With love in Christ Jesus,

Fred R. Coulter

FRC

 

Deuteronomy 16 has Nothing to do with

The Domestic 14th Passover as Described in Exodus 12

 

A side-by-side comparison of Exodus 12 and 13 with Deuteronomy 16 is most revealing. Exodus 12 tells of God’s sparing of the firstborn of the children of Israel from death, while still in their houses in Egypt. At sunrise, they left their houses, spoiled the Egyptians, and gathered at Rameses. They then began their departure from Egypt on the evening and night of the 15th—The Night to be Much Observed to the Lord (Ex. 12:37-42).

Thus, the firstborn of man and beast were spared from death on the Passover night—the 14th. Then, at the beginning of the night of the 15th, they were redeemed. This is why Exodus 13 talks about their leaving Egypt, the seven-day Feast of Unleavened Bread, and the redemption and sanctification of all that open the matrix as the firstborn—human and animal.

Exodus 13 adds more detail about the reason for The Night to be Much Observed and explains why the Israelites were to redeem their firstborn. All of this is essential to understand as we examine Deuteronomy 16.

In Deuteronomy 16, we find that the wording is almost identical to Exodus 13. However, Exodus 13 includes the redemption/sacrificial offering for Israel’s firstborn—both human and animal. Only the firstborn males were redeemed. But the people could not eat of the firstborn male animals because they were wholly dedicated to God; only the priests could eat of them. However, as Deuteronomy 14:23 shows, the people could eat of the female firstborn during the Feast of Tabernacles.

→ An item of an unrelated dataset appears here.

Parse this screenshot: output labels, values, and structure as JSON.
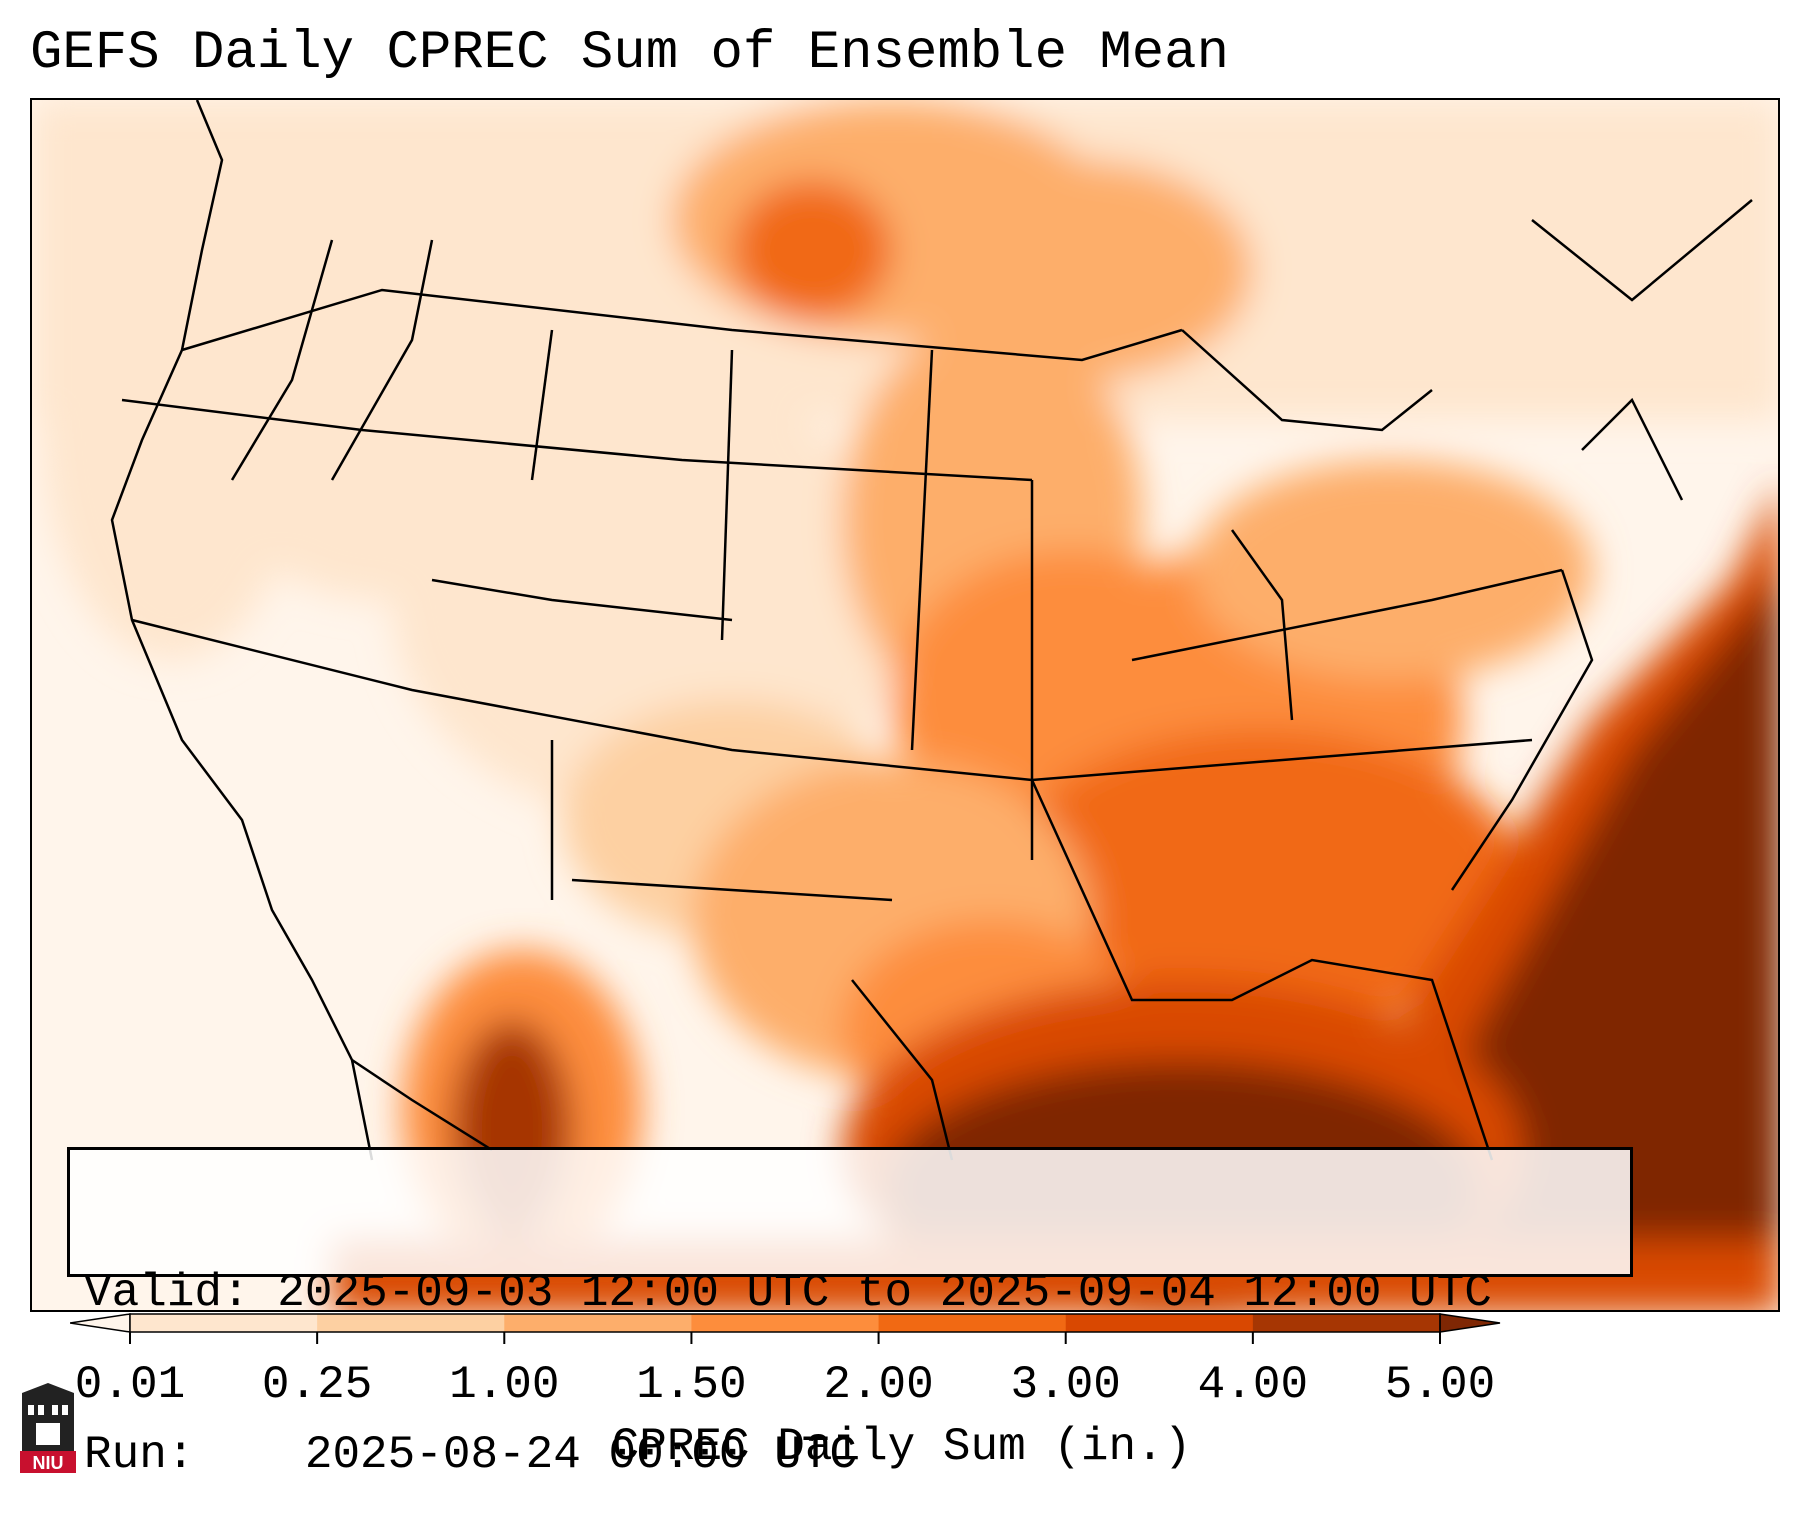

Once the Israelites arrived in the Promised Land, a great number of firstborn redemption sacrifices were offered beginning on the late daytime portion of the Passover day. This is why these sacrifices are called “Passover offerings” in Deuteronomy 16. These Temple offerings were to be taken from the “flock and the herd,” and they were to be “boiled.” They were completely different and separate from the domestic 14th Passover sacrifice of Exodus 12—which was limited to the flock (a lamb or a goat) and was killed at their houses. Indeed, there has never been a Passover calf used for the 14th Passover domestic sacrifice!

In Deuteronomy 16, the Israelites were commanded to offer sacrifices from the flock and the herd—and they were to boil these sacrifices, not roast them over fire. Exodus 12 strictly forbids boiling the domestic Passover sacrifice. Thus, the “Passover offerings” in Deuteronomy 16 have nothing to do with the 14th Passover taking place at the Israelites’ houses or tents.

When Exodus 12-13 is carefully compared to Deuteronomy 16, it becomes evident that these “Passover offerings” were in fact sanctification/redemption offerings for the Israelites’ firstborn children and firstborn animals. Such offerings could not be offered at their houses or “within any of your gates”—but only at the Tabernacle or Temple (Deut. 16:5).

In Deuteronomy 16, the children of Israel were to begin offering these sacrifices late in the daytime portion of the Passover day and on into the night—The Night to be Much Observed, the beginning the 15th of Abib, the first day of the Feast of Unleavened Bread. These “Passover offerings”—sanctification/redemption offerings for the firstborn—were done in preparation for The Night to be Much Observed. Afterwards, the Israelites stayed up all night and returned to their tents in the morning (verse 7).

Therefore, we can conclude that God did not change the observance of the Passover at the beginning of the 14th, when they killed the Passover lamb or kid at their homes—or, when they journeyed to Jerusalem, at the various houses, inns, and pilgrims’ tents.

God never changed the domestic 14th Passover, with the animal slain between the two evenings at the beginning of the day. He did not institute a Temple sacrifice of the Passover lamb late in the afternoon of the 14th, with the Passover meal to be observed on the 15th. Therefore, Deuteronomy 16 has nothing to do with the domestic 14th Passover as described in Exodus 12.